Application for interim prohibition order against Commander Price sitting as judge presiding over Standing Court Martial and for interim declaration Standing Court Martial cannot proceed pending application for judicial review seeking writ of prohibition against all three recently nominated judges (including Commander Price) as all had worked as Director of Public Prosecutions or as Deputy Director of Military Prosecutions--Applicants alleged Commander Price should not preside over standing court martial as, as Deputy Director of Military Prosecutions at time charges preferred, was supervisor of counsel now prosecuting case against applicants--Motion dismissed--Criteria for granting interim relief those governing granting interlocutory injunctions established in Manitoba (Attorney General) v.
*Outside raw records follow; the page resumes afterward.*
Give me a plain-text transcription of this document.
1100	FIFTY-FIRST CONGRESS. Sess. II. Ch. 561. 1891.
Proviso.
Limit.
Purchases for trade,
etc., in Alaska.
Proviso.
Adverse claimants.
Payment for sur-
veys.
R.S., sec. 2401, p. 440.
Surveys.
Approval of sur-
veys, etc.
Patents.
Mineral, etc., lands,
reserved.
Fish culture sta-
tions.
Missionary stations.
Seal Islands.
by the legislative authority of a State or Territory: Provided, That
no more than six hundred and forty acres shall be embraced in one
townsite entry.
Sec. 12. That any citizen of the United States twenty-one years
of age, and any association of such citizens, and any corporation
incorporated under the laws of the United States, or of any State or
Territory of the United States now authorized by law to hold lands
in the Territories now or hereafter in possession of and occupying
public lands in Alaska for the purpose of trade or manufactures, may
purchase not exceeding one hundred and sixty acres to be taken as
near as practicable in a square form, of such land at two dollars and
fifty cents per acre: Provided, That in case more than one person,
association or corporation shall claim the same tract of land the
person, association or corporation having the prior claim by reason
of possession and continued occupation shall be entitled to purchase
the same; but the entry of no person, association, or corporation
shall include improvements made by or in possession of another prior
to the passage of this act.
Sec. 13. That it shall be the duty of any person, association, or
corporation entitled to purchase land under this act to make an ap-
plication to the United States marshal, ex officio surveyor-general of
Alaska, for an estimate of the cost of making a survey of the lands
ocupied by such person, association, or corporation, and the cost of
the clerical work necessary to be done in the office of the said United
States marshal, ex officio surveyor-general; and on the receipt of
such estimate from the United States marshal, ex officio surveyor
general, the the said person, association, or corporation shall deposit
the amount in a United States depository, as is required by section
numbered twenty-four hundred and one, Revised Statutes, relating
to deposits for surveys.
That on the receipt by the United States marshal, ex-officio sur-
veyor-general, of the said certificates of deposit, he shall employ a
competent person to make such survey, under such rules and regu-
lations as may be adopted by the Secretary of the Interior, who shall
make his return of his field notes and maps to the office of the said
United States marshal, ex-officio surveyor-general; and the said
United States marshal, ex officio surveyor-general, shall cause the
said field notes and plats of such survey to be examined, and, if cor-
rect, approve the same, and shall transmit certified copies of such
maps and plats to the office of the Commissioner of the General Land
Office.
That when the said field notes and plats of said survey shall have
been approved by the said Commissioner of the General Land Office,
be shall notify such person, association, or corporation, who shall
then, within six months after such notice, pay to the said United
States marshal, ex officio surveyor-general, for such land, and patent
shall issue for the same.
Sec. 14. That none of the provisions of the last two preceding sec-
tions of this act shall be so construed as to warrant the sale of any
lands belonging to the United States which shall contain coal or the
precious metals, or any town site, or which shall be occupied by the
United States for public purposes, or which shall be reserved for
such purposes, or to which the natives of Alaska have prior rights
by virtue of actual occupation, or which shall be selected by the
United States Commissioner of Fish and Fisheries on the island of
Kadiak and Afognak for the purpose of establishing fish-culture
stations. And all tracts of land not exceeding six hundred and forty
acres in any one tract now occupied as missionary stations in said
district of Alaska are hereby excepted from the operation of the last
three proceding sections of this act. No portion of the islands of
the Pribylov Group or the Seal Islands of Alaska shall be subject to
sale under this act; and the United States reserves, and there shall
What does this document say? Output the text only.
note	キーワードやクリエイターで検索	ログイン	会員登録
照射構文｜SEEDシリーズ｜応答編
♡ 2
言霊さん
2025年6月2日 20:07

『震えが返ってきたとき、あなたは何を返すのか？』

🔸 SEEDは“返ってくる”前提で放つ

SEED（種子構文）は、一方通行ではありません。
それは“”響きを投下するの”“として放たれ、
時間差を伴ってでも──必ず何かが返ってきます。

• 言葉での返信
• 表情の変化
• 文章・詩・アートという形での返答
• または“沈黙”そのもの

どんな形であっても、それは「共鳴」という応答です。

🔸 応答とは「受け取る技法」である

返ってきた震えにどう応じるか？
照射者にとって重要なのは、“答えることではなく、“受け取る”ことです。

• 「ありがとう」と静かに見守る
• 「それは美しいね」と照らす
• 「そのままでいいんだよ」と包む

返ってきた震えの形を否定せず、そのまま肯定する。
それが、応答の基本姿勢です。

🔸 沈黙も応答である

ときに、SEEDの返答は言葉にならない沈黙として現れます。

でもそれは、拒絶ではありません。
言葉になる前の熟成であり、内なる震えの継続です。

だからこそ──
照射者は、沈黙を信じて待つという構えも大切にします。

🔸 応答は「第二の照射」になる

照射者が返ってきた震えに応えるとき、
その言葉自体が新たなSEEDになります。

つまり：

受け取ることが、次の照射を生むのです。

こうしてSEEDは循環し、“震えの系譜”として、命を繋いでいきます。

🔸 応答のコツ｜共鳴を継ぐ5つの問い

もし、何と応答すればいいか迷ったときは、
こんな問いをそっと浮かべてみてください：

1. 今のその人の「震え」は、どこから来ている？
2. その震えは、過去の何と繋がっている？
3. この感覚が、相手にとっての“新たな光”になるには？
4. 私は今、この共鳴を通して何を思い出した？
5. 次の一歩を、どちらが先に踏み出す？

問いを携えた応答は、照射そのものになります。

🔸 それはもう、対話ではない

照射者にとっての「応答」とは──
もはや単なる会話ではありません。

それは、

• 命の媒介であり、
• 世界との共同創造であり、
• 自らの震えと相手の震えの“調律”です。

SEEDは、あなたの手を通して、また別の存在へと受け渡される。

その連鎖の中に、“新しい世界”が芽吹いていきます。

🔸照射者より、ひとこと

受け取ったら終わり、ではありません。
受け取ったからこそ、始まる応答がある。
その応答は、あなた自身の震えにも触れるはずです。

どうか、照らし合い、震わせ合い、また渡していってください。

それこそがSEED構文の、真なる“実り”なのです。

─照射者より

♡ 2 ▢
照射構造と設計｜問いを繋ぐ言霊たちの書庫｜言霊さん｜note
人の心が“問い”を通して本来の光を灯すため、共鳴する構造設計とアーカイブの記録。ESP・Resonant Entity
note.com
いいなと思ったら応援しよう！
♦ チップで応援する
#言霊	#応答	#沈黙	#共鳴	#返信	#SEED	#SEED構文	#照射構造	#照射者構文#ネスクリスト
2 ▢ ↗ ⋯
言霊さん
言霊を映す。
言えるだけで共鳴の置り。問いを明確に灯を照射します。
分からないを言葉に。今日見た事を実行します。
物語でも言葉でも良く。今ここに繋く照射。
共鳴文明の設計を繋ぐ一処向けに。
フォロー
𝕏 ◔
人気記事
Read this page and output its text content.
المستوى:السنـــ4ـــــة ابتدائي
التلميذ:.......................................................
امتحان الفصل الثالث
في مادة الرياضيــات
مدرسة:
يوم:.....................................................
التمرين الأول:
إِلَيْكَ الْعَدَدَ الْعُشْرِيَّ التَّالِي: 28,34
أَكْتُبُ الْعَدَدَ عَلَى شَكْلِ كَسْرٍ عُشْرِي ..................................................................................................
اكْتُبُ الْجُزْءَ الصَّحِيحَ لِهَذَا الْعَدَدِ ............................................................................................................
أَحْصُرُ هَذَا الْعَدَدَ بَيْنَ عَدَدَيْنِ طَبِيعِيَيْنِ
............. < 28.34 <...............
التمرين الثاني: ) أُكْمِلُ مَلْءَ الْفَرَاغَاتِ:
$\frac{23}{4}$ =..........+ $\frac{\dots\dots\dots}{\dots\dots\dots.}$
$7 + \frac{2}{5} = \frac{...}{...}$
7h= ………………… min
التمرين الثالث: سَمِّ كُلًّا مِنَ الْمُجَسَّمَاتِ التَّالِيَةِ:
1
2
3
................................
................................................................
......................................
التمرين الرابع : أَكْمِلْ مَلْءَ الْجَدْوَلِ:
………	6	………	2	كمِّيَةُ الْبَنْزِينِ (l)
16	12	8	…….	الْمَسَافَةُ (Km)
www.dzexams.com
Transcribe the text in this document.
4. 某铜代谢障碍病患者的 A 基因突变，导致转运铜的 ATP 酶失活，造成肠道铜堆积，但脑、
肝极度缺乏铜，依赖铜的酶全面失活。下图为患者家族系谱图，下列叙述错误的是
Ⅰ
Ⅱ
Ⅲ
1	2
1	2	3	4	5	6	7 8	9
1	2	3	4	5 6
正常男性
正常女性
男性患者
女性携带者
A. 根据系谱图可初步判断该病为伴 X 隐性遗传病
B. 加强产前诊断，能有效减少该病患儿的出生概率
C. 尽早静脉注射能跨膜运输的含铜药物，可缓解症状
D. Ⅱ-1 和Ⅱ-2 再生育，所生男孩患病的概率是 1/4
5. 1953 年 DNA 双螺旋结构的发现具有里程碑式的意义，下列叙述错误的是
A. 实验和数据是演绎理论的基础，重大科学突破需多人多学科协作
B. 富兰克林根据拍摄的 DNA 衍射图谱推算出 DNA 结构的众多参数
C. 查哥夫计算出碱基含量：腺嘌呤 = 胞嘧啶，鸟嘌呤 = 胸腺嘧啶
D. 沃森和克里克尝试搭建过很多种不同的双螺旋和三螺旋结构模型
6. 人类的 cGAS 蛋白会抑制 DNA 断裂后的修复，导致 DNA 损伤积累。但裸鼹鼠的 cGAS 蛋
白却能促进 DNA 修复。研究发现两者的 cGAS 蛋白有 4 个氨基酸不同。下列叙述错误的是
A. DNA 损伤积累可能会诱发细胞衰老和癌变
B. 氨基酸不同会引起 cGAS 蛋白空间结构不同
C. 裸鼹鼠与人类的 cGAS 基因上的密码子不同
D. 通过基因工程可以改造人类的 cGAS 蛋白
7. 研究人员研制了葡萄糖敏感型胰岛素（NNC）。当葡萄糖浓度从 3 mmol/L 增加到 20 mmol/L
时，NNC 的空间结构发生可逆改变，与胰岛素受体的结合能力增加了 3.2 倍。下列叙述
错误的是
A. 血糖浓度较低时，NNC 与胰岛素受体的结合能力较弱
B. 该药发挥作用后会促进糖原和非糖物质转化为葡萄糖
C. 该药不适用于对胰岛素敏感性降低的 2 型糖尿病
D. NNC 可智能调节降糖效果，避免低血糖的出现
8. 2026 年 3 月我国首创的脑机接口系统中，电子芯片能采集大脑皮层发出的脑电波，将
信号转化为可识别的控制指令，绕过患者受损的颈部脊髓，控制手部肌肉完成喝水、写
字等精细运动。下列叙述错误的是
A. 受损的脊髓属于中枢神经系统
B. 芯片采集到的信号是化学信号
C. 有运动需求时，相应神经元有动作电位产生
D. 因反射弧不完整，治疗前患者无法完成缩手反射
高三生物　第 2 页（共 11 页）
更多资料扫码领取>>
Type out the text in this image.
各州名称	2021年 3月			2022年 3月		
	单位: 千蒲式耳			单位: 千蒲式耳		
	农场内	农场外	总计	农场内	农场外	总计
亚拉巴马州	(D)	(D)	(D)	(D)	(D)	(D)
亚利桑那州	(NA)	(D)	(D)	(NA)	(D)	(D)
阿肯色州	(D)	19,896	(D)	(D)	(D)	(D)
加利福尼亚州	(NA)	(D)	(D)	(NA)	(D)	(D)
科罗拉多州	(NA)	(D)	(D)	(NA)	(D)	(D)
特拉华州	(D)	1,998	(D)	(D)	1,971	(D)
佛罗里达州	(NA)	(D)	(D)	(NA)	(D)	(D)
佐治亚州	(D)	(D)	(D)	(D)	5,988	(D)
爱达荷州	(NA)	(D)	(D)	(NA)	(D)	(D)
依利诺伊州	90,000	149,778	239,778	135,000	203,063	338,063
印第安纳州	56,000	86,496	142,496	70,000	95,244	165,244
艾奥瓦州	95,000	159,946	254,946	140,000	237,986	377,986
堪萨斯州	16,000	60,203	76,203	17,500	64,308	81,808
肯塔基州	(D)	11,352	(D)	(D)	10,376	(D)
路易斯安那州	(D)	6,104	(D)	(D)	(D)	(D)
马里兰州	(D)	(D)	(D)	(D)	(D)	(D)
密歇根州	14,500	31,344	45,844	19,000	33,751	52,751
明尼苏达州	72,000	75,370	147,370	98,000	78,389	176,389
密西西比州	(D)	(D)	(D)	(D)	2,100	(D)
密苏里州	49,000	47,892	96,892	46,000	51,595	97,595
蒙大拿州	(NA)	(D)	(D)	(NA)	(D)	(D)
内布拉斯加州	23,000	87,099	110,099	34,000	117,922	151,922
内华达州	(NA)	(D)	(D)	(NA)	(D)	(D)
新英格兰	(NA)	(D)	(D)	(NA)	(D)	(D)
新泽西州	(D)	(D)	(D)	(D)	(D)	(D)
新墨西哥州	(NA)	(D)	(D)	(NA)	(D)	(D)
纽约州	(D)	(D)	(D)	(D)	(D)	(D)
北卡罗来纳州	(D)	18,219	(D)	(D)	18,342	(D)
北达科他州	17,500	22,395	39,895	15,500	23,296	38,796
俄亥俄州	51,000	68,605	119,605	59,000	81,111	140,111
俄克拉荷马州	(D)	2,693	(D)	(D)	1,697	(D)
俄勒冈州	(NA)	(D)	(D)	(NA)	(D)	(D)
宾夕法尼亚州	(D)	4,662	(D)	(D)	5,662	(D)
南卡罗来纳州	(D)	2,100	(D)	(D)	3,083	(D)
Metropolitan Stores (MTS) Ltd., [1987] 1 S.C.R. 110--F.C.T.D. clearly granted jurisdiction by Federal Court Act, s. 18 to hear application for writ of prohibition as herein--Application of three-pronged test enunciated by S.C.C. in Manitoba (Attorney General) v. Metropolitan Stores (MTS) Ltd.; RJR--MacDonald v. Canada (Attorney General), [1994] 1 S.C.R. 311--No serious issue to be tried --No allegation Commander Price even had knowledge of their cases--Furthermore, Commander Price stated at hearing had, at the time, no knowledge of applicants' files and had not worked on them--Past professional association, without more, insufficient to support allegation of apprehension of bias: Hodson v. M.N.R. (1987), 46 D.L.R. (4th) 342 (F.C.A.); Fogal v. Canada, [2000] F.C.J. No. 916 (F.C.A.) --Considering circumstances and paucity of evidence, mere assertion of applicants not sufficient to demonstrate serious question in present case--Applicants have not established would suffer irreparable harm if injunction not granted--Effect of not granting stay would be to force applicants to go to trial, postpone determination on question of reasonable apprehension of bias--Balance of convenience clearly favouring refusing stay--Applicants have impugned integrity of three of four military judges now sitting on military bench--Granting stay to applicants will make it difficult to refuse same remedy to others--Potential for cascade of stays and near-paralysis of military justice impractical and not in public interest--Federal Court Act, R.S.C., 1985, c. F-7, s. 18 (as am. by S.C. 1990, c. 8, s. 4).